East Launceston Primary School students put their best foot forward on Friday as part of a journey towards a healthier future.
For the first time the school participated in National Walk Safely to School Day, with about 350 students forming "walking buses".
Advanced skills teacher Olivia Skirving said the school wanted to encourage children to be active, promote road safety and help the environment by walking instead of driving to school.
"This is our very first year that we've been part of it and as you can see by the turnout, it's been a great success," she said.
"Hopefully we can build on this and it will only get better.
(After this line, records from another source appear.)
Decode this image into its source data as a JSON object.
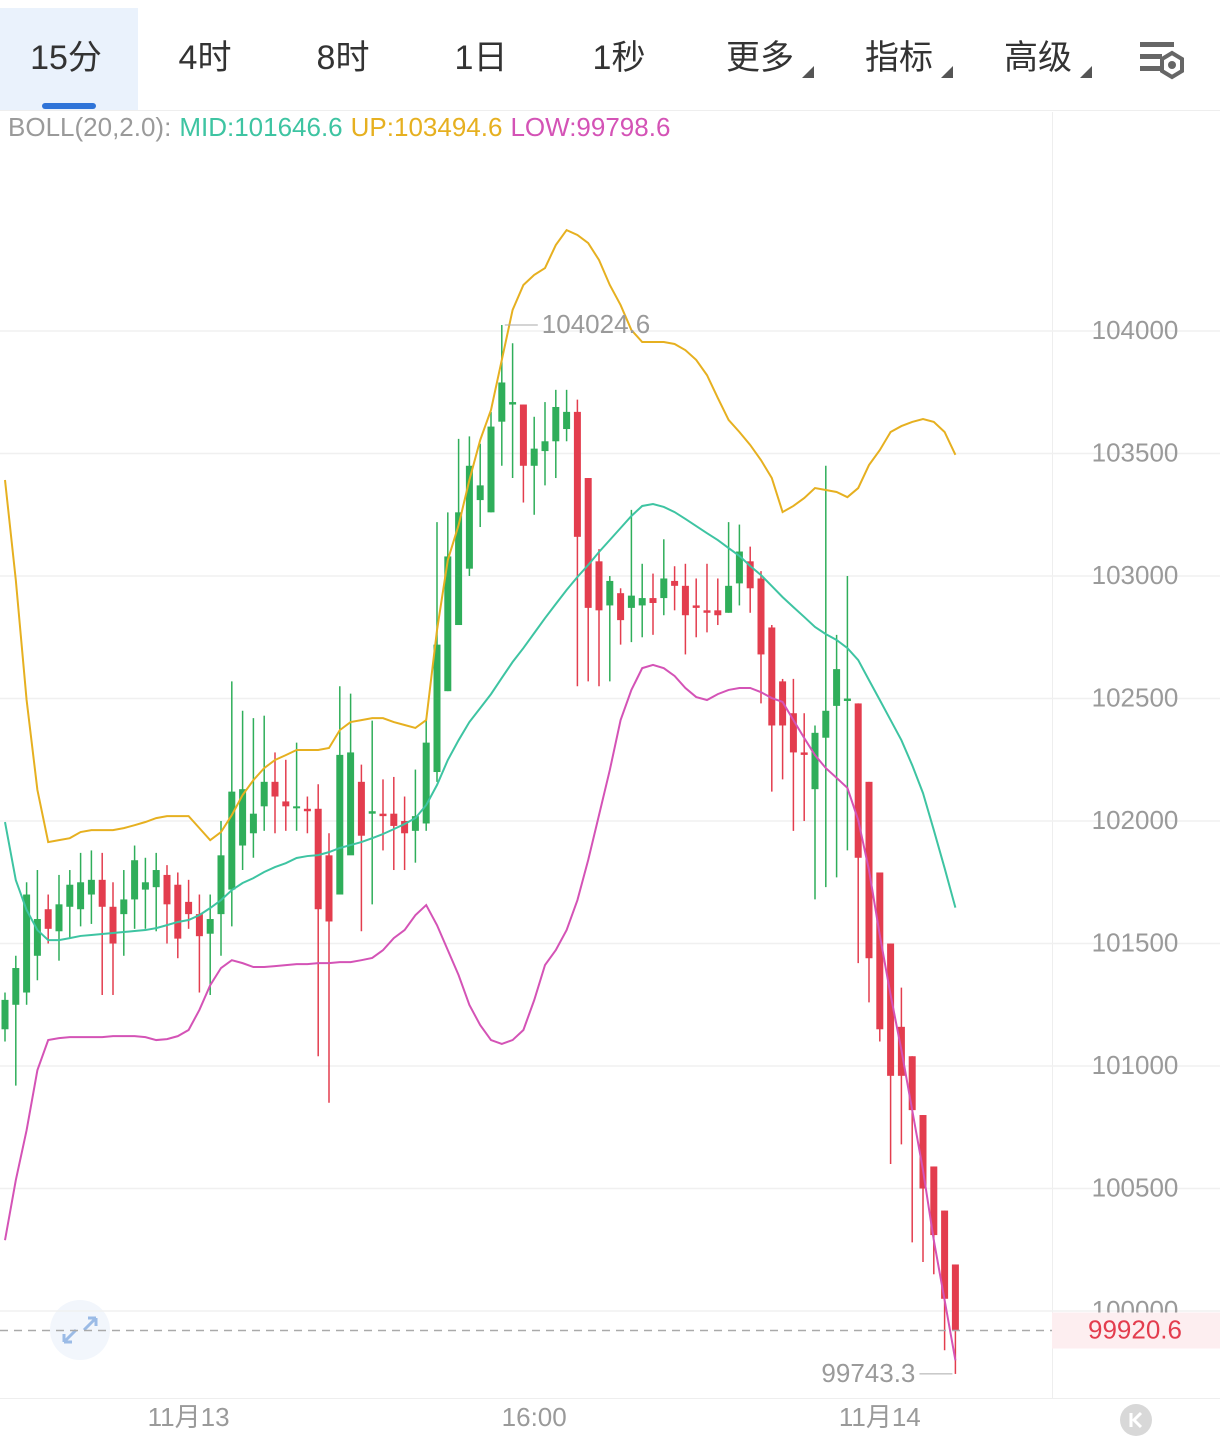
{
  "tabs": [
    "15分",
    "4时",
    "8时",
    "1日",
    "1秒",
    "更多",
    "指标",
    "高级"
  ],
  "active_tab": 0,
  "chart_data": {
    "type": "candlestick",
    "indicator_label": "BOLL(20,2.0):",
    "categories": [
      null,
      null,
      null,
      null,
      null,
      null,
      null,
      null,
      null,
      null,
      null,
      null,
      null,
      null,
      null,
      null,
      null,
      "11月13",
      null,
      null,
      null,
      null,
      null,
      null,
      null,
      null,
      null,
      null,
      null,
      null,
      null,
      null,
      null,
      null,
      null,
      null,
      null,
      null,
      null,
      null,
      null,
      null,
      null,
      null,
      null,
      null,
      null,
      null,
      null,
      "16:00",
      null,
      null,
      null,
      null,
      null,
      null,
      null,
      null,
      null,
      null,
      null,
      null,
      null,
      null,
      null,
      null,
      null,
      null,
      null,
      null,
      null,
      null,
      null,
      null,
      null,
      null,
      null,
      null,
      null,
      null,
      null,
      "11月14",
      null,
      null,
      null,
      null,
      null,
      null,
      null
    ],
    "open": [
      101150,
      101250,
      101300,
      101450,
      101640,
      101550,
      101650,
      101640,
      101700,
      101760,
      101650,
      101620,
      101680,
      101720,
      101730,
      101780,
      101740,
      101670,
      101620,
      101540,
      101620,
      101720,
      101900,
      101950,
      102060,
      102160,
      102080,
      102060,
      102050,
      102050,
      101860,
      101700,
      101860,
      102160,
      102030,
      102030,
      102030,
      102000,
      101960,
      101990,
      102200,
      102530,
      102800,
      103030,
      103310,
      103260,
      103630,
      103700,
      103700,
      103450,
      103510,
      103550,
      103600,
      103670,
      103400,
      103060,
      102880,
      102930,
      102870,
      102880,
      102910,
      102910,
      102980,
      102960,
      102880,
      102860,
      102860,
      102850,
      102970,
      103060,
      102990,
      102790,
      102570,
      102440,
      102280,
      102130,
      102340,
      102470,
      102490,
      102480,
      102160,
      101790,
      101500,
      101160,
      101040,
      100800,
      100590,
      100410,
      100190
    ],
    "high": [
      101300,
      101450,
      101750,
      101800,
      101700,
      101780,
      101800,
      101870,
      101880,
      101870,
      101750,
      101800,
      101900,
      101850,
      101870,
      101820,
      101790,
      101760,
      101700,
      101700,
      102000,
      102570,
      102450,
      102420,
      102430,
      102280,
      102250,
      102320,
      102100,
      102150,
      101950,
      102550,
      102520,
      102230,
      102410,
      102170,
      102180,
      102100,
      102210,
      102420,
      103220,
      103260,
      103560,
      103570,
      103540,
      103670,
      104024.6,
      103950,
      103700,
      103650,
      103710,
      103760,
      103760,
      103720,
      103400,
      103110,
      103000,
      102950,
      103270,
      103050,
      103010,
      103150,
      103040,
      103050,
      102990,
      103050,
      102990,
      103220,
      103210,
      103120,
      103020,
      102800,
      102580,
      102580,
      102440,
      102390,
      103450,
      102760,
      103000,
      102480,
      102160,
      101790,
      101500,
      101320,
      101040,
      100800,
      100590,
      100410,
      100190
    ],
    "low": [
      101100,
      100920,
      101250,
      101350,
      101500,
      101430,
      101520,
      101570,
      101580,
      101290,
      101290,
      101450,
      101560,
      101560,
      101550,
      101500,
      101440,
      101560,
      101300,
      101290,
      101450,
      101570,
      101800,
      101850,
      101960,
      101950,
      101960,
      101960,
      101950,
      101040,
      100850,
      101700,
      101870,
      101550,
      101660,
      101880,
      101800,
      101800,
      101830,
      101960,
      102160,
      102530,
      102800,
      103000,
      103200,
      103260,
      103450,
      103400,
      103300,
      103250,
      103370,
      103400,
      103550,
      102550,
      102570,
      102550,
      102570,
      102720,
      102730,
      102750,
      102760,
      102840,
      102860,
      102680,
      102750,
      102770,
      102800,
      102850,
      102880,
      102850,
      102480,
      102120,
      102170,
      101960,
      102000,
      101680,
      101730,
      101770,
      101880,
      101420,
      101260,
      101100,
      100600,
      100680,
      100280,
      100200,
      100150,
      99840,
      99743.3
    ],
    "close": [
      101270,
      101400,
      101700,
      101600,
      101560,
      101660,
      101740,
      101750,
      101760,
      101650,
      101500,
      101680,
      101840,
      101750,
      101800,
      101660,
      101520,
      101620,
      101530,
      101600,
      101860,
      102120,
      102130,
      102030,
      102160,
      102100,
      102060,
      102060,
      102040,
      101640,
      101590,
      102270,
      102280,
      101940,
      102040,
      102020,
      101980,
      101950,
      102020,
      102320,
      102720,
      103080,
      103260,
      103450,
      103370,
      103610,
      103790,
      103710,
      103450,
      103520,
      103550,
      103690,
      103670,
      103160,
      102870,
      102860,
      102980,
      102820,
      102920,
      102910,
      102890,
      102990,
      102960,
      102840,
      102870,
      102850,
      102840,
      102960,
      103100,
      102950,
      102680,
      102390,
      102390,
      102280,
      102270,
      102360,
      102450,
      102620,
      102500,
      101850,
      101440,
      101150,
      100960,
      100960,
      100820,
      100500,
      100310,
      100050,
      99920.6
    ],
    "up_color": "#2fae5a",
    "down_color": "#e33d4e",
    "overlays": [
      {
        "name": "MID:101646.6",
        "color": "#3ec4a2",
        "values": [
          101996,
          101759,
          101637,
          101555,
          101514,
          101514,
          101522,
          101531,
          101535,
          101539,
          101543,
          101547,
          101551,
          101555,
          101563,
          101575,
          101588,
          101596,
          101616,
          101645,
          101677,
          101718,
          101747,
          101767,
          101792,
          101812,
          101828,
          101849,
          101857,
          101861,
          101873,
          101890,
          101902,
          101914,
          101930,
          101947,
          101967,
          101988,
          102012,
          102065,
          102147,
          102249,
          102330,
          102404,
          102461,
          102518,
          102584,
          102649,
          102706,
          102767,
          102828,
          102886,
          102943,
          102996,
          103045,
          103098,
          103147,
          103196,
          103245,
          103286,
          103294,
          103282,
          103261,
          103233,
          103204,
          103175,
          103147,
          103114,
          103082,
          103041,
          103004,
          102959,
          102914,
          102873,
          102833,
          102792,
          102763,
          102739,
          102706,
          102657,
          102575,
          102494,
          102412,
          102330,
          102228,
          102114,
          101963,
          101808,
          101646.6
        ]
      },
      {
        "name": "UP:103494.6",
        "color": "#e6b020",
        "values": [
          103392,
          102984,
          102494,
          102127,
          101914,
          101922,
          101930,
          101955,
          101963,
          101963,
          101963,
          101971,
          101983,
          101996,
          102012,
          102020,
          102020,
          102020,
          101971,
          101922,
          101955,
          102024,
          102106,
          102167,
          102216,
          102249,
          102269,
          102290,
          102290,
          102290,
          102298,
          102371,
          102404,
          102412,
          102420,
          102420,
          102404,
          102392,
          102380,
          102412,
          102779,
          103065,
          103208,
          103392,
          103555,
          103678,
          103882,
          104086,
          104188,
          104229,
          104257,
          104351,
          104412,
          104392,
          104359,
          104290,
          104188,
          104106,
          104004,
          103955,
          103955,
          103955,
          103947,
          103922,
          103882,
          103820,
          103727,
          103637,
          103588,
          103535,
          103473,
          103400,
          103261,
          103286,
          103318,
          103359,
          103351,
          103343,
          103322,
          103359,
          103453,
          103514,
          103588,
          103612,
          103629,
          103641,
          103629,
          103588,
          103494.6
        ]
      },
      {
        "name": "LOW:99798.6",
        "color": "#d453b6",
        "values": [
          100289,
          100534,
          100738,
          100983,
          101106,
          101114,
          101118,
          101118,
          101118,
          101118,
          101122,
          101122,
          101122,
          101118,
          101106,
          101110,
          101122,
          101147,
          101229,
          101330,
          101400,
          101432,
          101420,
          101404,
          101404,
          101408,
          101412,
          101416,
          101416,
          101420,
          101420,
          101424,
          101424,
          101432,
          101441,
          101473,
          101522,
          101555,
          101616,
          101657,
          101575,
          101473,
          101371,
          101249,
          101167,
          101106,
          101090,
          101106,
          101147,
          101269,
          101412,
          101473,
          101555,
          101677,
          101841,
          102024,
          102208,
          102412,
          102535,
          102624,
          102637,
          102624,
          102592,
          102543,
          102506,
          102494,
          102518,
          102535,
          102543,
          102543,
          102526,
          102502,
          102486,
          102412,
          102339,
          102269,
          102216,
          102176,
          102135,
          102004,
          101800,
          101534,
          101290,
          101065,
          100820,
          100575,
          100289,
          100045,
          99798.6
        ]
      }
    ],
    "ylim": [
      99645,
      104894
    ],
    "yticks": [
      100000,
      100500,
      101000,
      101500,
      102000,
      102500,
      103000,
      103500,
      104000
    ],
    "grid": true
  }
}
We want every child to come to school safely every day."
Now in its 22nd year nationally, the day raises awareness of the health and environmental benefits of regular walking.
East Launceston Primary School principal Mrs Emmy Brient said there were lots of enthusiastic students who had gotten up extra early to enjoy their walk to school with friends.
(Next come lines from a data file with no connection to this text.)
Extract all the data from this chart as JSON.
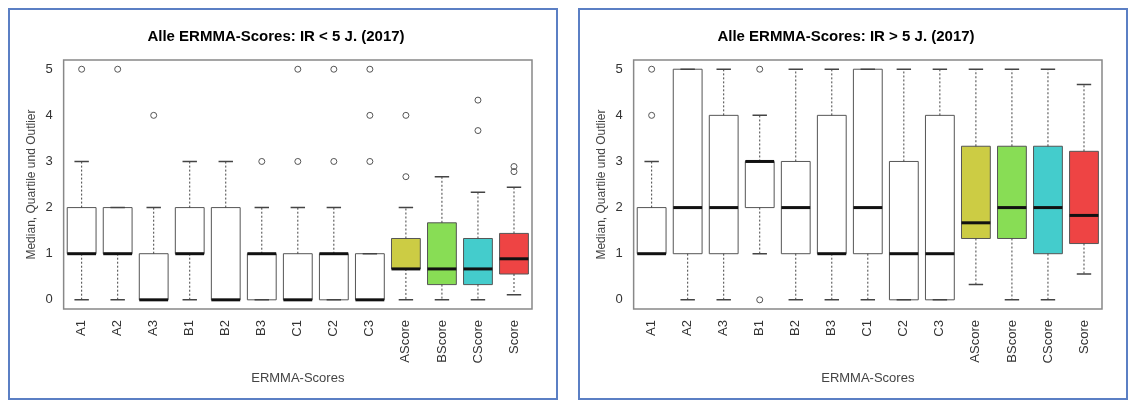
{
  "chart_data": [
    {
      "type": "box",
      "title": "Alle ERMMA-Scores: IR < 5 J. (2017)",
      "xlabel": "ERMMA-Scores",
      "ylabel": "Median, Quartile und Outlier",
      "categories": [
        "A1",
        "A2",
        "A3",
        "B1",
        "B2",
        "B3",
        "C1",
        "C2",
        "C3",
        "AScore",
        "BScore",
        "CScore",
        "Score"
      ],
      "colors": [
        "#ffffff",
        "#ffffff",
        "#ffffff",
        "#ffffff",
        "#ffffff",
        "#ffffff",
        "#ffffff",
        "#ffffff",
        "#ffffff",
        "#cccc44",
        "#88dd55",
        "#44cccc",
        "#ee4444"
      ],
      "boxes": [
        {
          "low": 0,
          "q1": 1,
          "median": 1,
          "q3": 2,
          "high": 3,
          "outliers": [
            5
          ]
        },
        {
          "low": 0,
          "q1": 1,
          "median": 1,
          "q3": 2,
          "high": 2,
          "outliers": [
            5
          ]
        },
        {
          "low": 0,
          "q1": 0,
          "median": 0,
          "q3": 1,
          "high": 2,
          "outliers": [
            4
          ]
        },
        {
          "low": 0,
          "q1": 1,
          "median": 1,
          "q3": 2,
          "high": 3
        },
        {
          "low": 0,
          "q1": 0,
          "median": 0,
          "q3": 2,
          "high": 3
        },
        {
          "low": 0,
          "q1": 0,
          "median": 1,
          "q3": 1,
          "high": 2,
          "outliers": [
            3
          ]
        },
        {
          "low": 0,
          "q1": 0,
          "median": 0,
          "q3": 1,
          "high": 2,
          "outliers": [
            3,
            5
          ]
        },
        {
          "low": 0,
          "q1": 0,
          "median": 1,
          "q3": 1,
          "high": 2,
          "outliers": [
            3,
            5
          ]
        },
        {
          "low": 0,
          "q1": 0,
          "median": 0,
          "q3": 1,
          "high": 1,
          "outliers": [
            3,
            4,
            5
          ]
        },
        {
          "low": 0,
          "q1": 0.67,
          "median": 0.67,
          "q3": 1.33,
          "high": 2,
          "outliers": [
            2.67,
            4
          ]
        },
        {
          "low": 0,
          "q1": 0.33,
          "median": 0.67,
          "q3": 1.67,
          "high": 2.67
        },
        {
          "low": 0,
          "q1": 0.33,
          "median": 0.67,
          "q3": 1.33,
          "high": 2.33,
          "outliers": [
            3.67,
            4.33
          ]
        },
        {
          "low": 0.11,
          "q1": 0.56,
          "median": 0.89,
          "q3": 1.44,
          "high": 2.44,
          "outliers": [
            2.78,
            2.89
          ]
        }
      ],
      "ylim": [
        -0.2,
        5.2
      ],
      "yticks": [
        0,
        1,
        2,
        3,
        4,
        5
      ],
      "grid": false
    },
    {
      "type": "box",
      "title": "Alle ERMMA-Scores: IR > 5 J. (2017)",
      "xlabel": "ERMMA-Scores",
      "ylabel": "Median, Quartile und Outlier",
      "categories": [
        "A1",
        "A2",
        "A3",
        "B1",
        "B2",
        "B3",
        "C1",
        "C2",
        "C3",
        "AScore",
        "BScore",
        "CScore",
        "Score"
      ],
      "colors": [
        "#ffffff",
        "#ffffff",
        "#ffffff",
        "#ffffff",
        "#ffffff",
        "#ffffff",
        "#ffffff",
        "#ffffff",
        "#ffffff",
        "#cccc44",
        "#88dd55",
        "#44cccc",
        "#ee4444"
      ],
      "boxes": [
        {
          "low": 1,
          "q1": 1,
          "median": 1,
          "q3": 2,
          "high": 3,
          "outliers": [
            4,
            5
          ]
        },
        {
          "low": 0,
          "q1": 1,
          "median": 2,
          "q3": 5,
          "high": 5
        },
        {
          "low": 0,
          "q1": 1,
          "median": 2,
          "q3": 4,
          "high": 5
        },
        {
          "low": 1,
          "q1": 2,
          "median": 3,
          "q3": 3,
          "high": 4,
          "outliers": [
            0,
            5
          ]
        },
        {
          "low": 0,
          "q1": 1,
          "median": 2,
          "q3": 3,
          "high": 5
        },
        {
          "low": 0,
          "q1": 1,
          "median": 1,
          "q3": 4,
          "high": 5
        },
        {
          "low": 0,
          "q1": 1,
          "median": 2,
          "q3": 5,
          "high": 5
        },
        {
          "low": 0,
          "q1": 0,
          "median": 1,
          "q3": 3,
          "high": 5
        },
        {
          "low": 0,
          "q1": 0,
          "median": 1,
          "q3": 4,
          "high": 5
        },
        {
          "low": 0.33,
          "q1": 1.33,
          "median": 1.67,
          "q3": 3.33,
          "high": 5
        },
        {
          "low": 0,
          "q1": 1.33,
          "median": 2,
          "q3": 3.33,
          "high": 5
        },
        {
          "low": 0,
          "q1": 1,
          "median": 2,
          "q3": 3.33,
          "high": 5
        },
        {
          "low": 0.56,
          "q1": 1.22,
          "median": 1.83,
          "q3": 3.22,
          "high": 4.67
        }
      ],
      "ylim": [
        -0.2,
        5.2
      ],
      "yticks": [
        0,
        1,
        2,
        3,
        4,
        5
      ],
      "grid": false
    }
  ]
}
"We know that students who get regular exercise in the fresh air are more focused in the classroom and enjoy their work more," she said.
Pedestrian Council of Australia chief executive Harold Scruby said physical inactivity remained a major risk factor for so many chronic diseases.
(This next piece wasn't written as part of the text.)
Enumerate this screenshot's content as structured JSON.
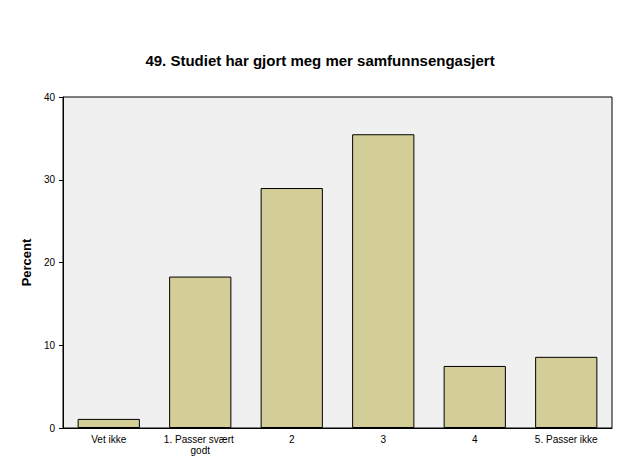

"One in four children in Australia is overweight or obese, and it is expected that numbers will reach one in three by next year," he said.
"Children require at least 60 minutes huff and puff physical activity every day.
"We should encourage them to include walking at the beginning, during and end of each day - if you can't walk all the way, use public transport and get off the bus, train, tram or ferry a few stops earlier and walk the rest of the way to school."